It is true that being a mom means loving beyond anything I could ever have imagined. Being a mom teaches me to feel every emotion powerfully, every second of the day. Being a mom sends fireworks of crazy joy from my body, and also deflates my spirit with the possibility that I am getting it all wrong.
My perception of motherhood is that my experience is more difficult than others. But maybe it isn't. My first child was born with an intensity that takes an emotional toll on my heart. She is moody and volatile. She is also intelligent and heartfelt. She is kind and wicked inside a minute.
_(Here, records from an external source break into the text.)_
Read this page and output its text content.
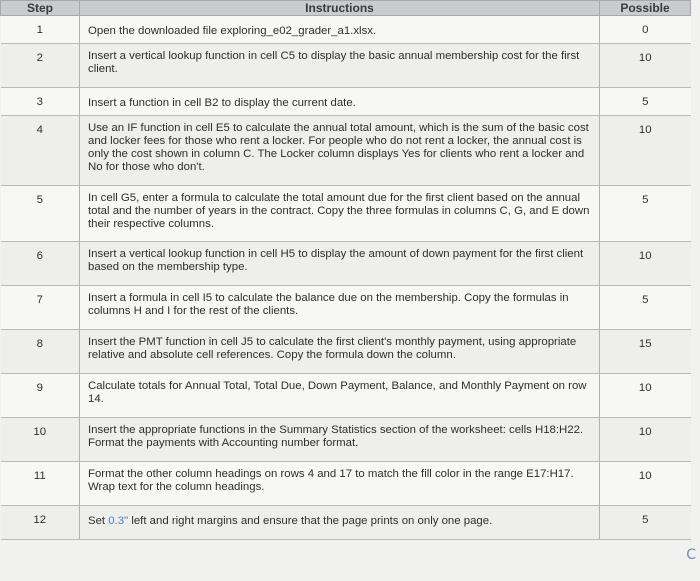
Step	Instructions	Possible
1	Open the downloaded file exploring_e02_grader_a1.xlsx.	0
2	Insert a vertical lookup function in cell C5 to display the basic annual membership cost for the first client.	10
3	Insert a function in cell B2 to display the current date.	5
4	Use an IF function in cell E5 to calculate the annual total amount, which is the sum of the basic cost and locker fees for those who rent a locker. For people who do not rent a locker, the annual cost is only the cost shown in column C. The Locker column displays Yes for clients who rent a locker and No for those who don't.	10
5	In cell G5, enter a formula to calculate the total amount due for the first client based on the annual total and the number of years in the contract. Copy the three formulas in columns C, G, and E down their respective columns.	5
6	Insert a vertical lookup function in cell H5 to display the amount of down payment for the first client based on the membership type.	10
7	Insert a formula in cell I5 to calculate the balance due on the membership. Copy the formulas in columns H and I for the rest of the clients.	5
8	Insert the PMT function in cell J5 to calculate the first client's monthly payment, using appropriate relative and absolute cell references. Copy the formula down the column.	15
9	Calculate totals for Annual Total, Total Due, Down Payment, Balance, and Monthly Payment on row 14.	10
10	Insert the appropriate functions in the Summary Statistics section of the worksheet: cells H18:H22. Format the payments with Accounting number format.	10
11	Format the other column headings on rows 4 and 17 to match the fill color in the range E17:H17. Wrap text for the column headings.	10
12	Set 0.3" left and right margins and ensure that the page prints on only one page.	5
C
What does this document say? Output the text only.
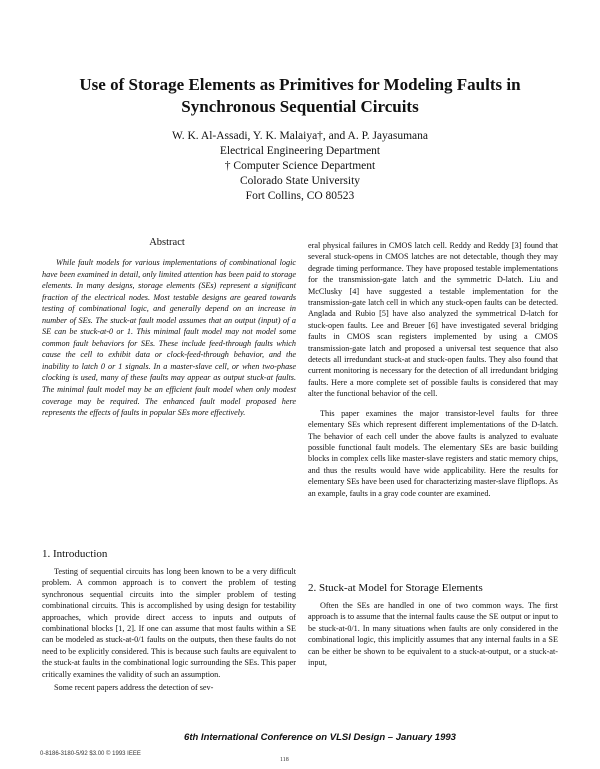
Use of Storage Elements as Primitives for Modeling Faults in
Synchronous Sequential Circuits
W. K. Al-Assadi, Y. K. Malaiya†, and A. P. Jayasumana
Electrical Engineering Department
† Computer Science Department
Colorado State University
Fort Collins, CO 80523
Abstract

While fault models for various implementations of combinational logic have been examined in detail, only limited attention has been paid to storage elements. In many designs, storage elements (SEs) represent a significant fraction of the electrical nodes. Most testable designs are geared towards testing of combinational logic, and generally depend on an increase in number of SEs. The stuck-at fault model assumes that an output (input) of a SE can be stuck-at-0 or 1. This minimal fault model may not model some common fault behaviors for SEs. These include feed-through faults which cause the cell to exhibit data or clock-feed-through behavior, and the inability to latch 0 or 1 signals. In a master-slave cell, or when two-phase clocking is used, many of these faults may appear as output stuck-at faults. The minimal fault model may be an efficient fault model when only modest coverage may be required. The enhanced fault model proposed here represents the effects of faults in popular SEs more effectively.

1. Introduction

Testing of sequential circuits has long been known to be a very difficult problem. A common approach is to convert the problem of testing synchronous sequential circuits into the simpler problem of testing combinational circuits. This is accomplished by using design for testability approaches, which provide direct access to inputs and outputs of combinational blocks [1, 2]. If one can assume that most faults within a SE can be modeled as stuck-at-0/1 faults on the outputs, then these faults do not need to be explicitly considered. This is because such faults are equivalent to the stuck-at faults in the combinational logic surrounding the SEs. This paper critically examines the validity of such an assumption.

Some recent papers address the detection of sev-

eral physical failures in CMOS latch cell. Reddy and Reddy [3] found that several stuck-opens in CMOS latches are not detectable, though they may degrade timing performance. They have proposed testable implementations for the transmission-gate latch and the symmetric D-latch. Liu and McClusky [4] have suggested a testable implementation for the transmission-gate latch cell in which any stuck-open faults can be detected. Anglada and Rubio [5] have also analyzed the symmetrical D-latch for stuck-open faults. Lee and Breuer [6] have investigated several bridging faults in CMOS scan registers implemented by using a CMOS transmission-gate latch and proposed a universal test sequence that also detects all irredundant stuck-at and stuck-open faults. They also found that current monitoring is necessary for the detection of all irredundant bridging faults. Here a more complete set of possible faults is considered that may alter the functional behavior of the cell.

This paper examines the major transistor-level faults for three elementary SEs which represent different implementations of the D-latch. The behavior of each cell under the above faults is analyzed to evaluate possible functional fault models. The elementary SEs are basic building blocks in complex cells like master-slave registers and static memory chips, and thus the results would have wide applicability. Here the results for elementary SEs have been used for characterizing master-slave flipflops. As an example, faults in a gray code counter are examined.

2. Stuck-at Model for Storage Elements

Often the SEs are handled in one of two common ways. The first approach is to assume that the internal faults cause the SE output or input to be stuck-at-0/1. In many situations when faults are only considered in the combinational logic, this implicitly assumes that any internal faults in a SE can be either be shown to be equivalent to a stuck-at-output, or a stuck-at-input,

6th International Conference on VLSI Design – January 1993
0-8186-3180-5/92 $3.00 © 1993 IEEE
118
She has the uncanny ability to make me feel like the worst mom in the world, but can also make me feel proud to have birthed such an extraordinary child.
I had planned on having two children, but then considered stopping after one when I figured out how hard motherhood was. My first child needed a sibling, I thought. The proper thing to do is give her a sibling. Just one more child.
I ended up having higher order multiples.
I never experienced that stress-free grace that I see moms have at the park or at school drop-off. I may look calm on the outside, but on the inside I dread the next behavioral moment I will have to battle.
I have been watching you moms who look like you move through your days with the simple pleasure of motherhood. Your children seem so easy and follow all the rules. You are the moms who go to lunch with friends while your kid is asleep in their car seat. You are the moms who dine at a restaurant and maybe even catch a movie with your infant sleeping peacefully throughout. You are the moms who can joyfully take your children on an outing without worrying about strong personalities ruining a nice day. I try not to be resentful. I try to be happy for you.
I was the mom who tried to go out to dinner with my husband and my 3-month-old child was so fussy that the couple from the next table took turns taking her outside to settle her. I said yes to having strangers take my child outside to comfort her, because I needed a break that badly.
Mothers today are expected to do it all -- playdates, school volunteering, extracurricular activities, laundry, meals, gym workouts, socializing, creating intimacy for our husbands, throwing extravagant birthday parties -- all with a smile on our faces. We are all supposed to be happy moms, willingly sacrificing everything for the sake of our offspring.
I guess I am just one mom who doesn't always have a smile on my face. I am a mom who admits that motherhood isn't as glorious as I thought it would be. Some days I am not a good mom. Sometimes I feel resentful when I look around and see others who have an easier time of being a mom. I don't always feel very social or intimate. Some days I want to give less to my children and have more for myself.
All this and I still love my kids with a fury and a passion that could power a rocket ship into space. I see their shiny beautiful faces and my heart could burst from my chest with the powerful love I feel for my children.
Tomorrow I will be the greatest mom. But I probably won't. And I have to be OK with that.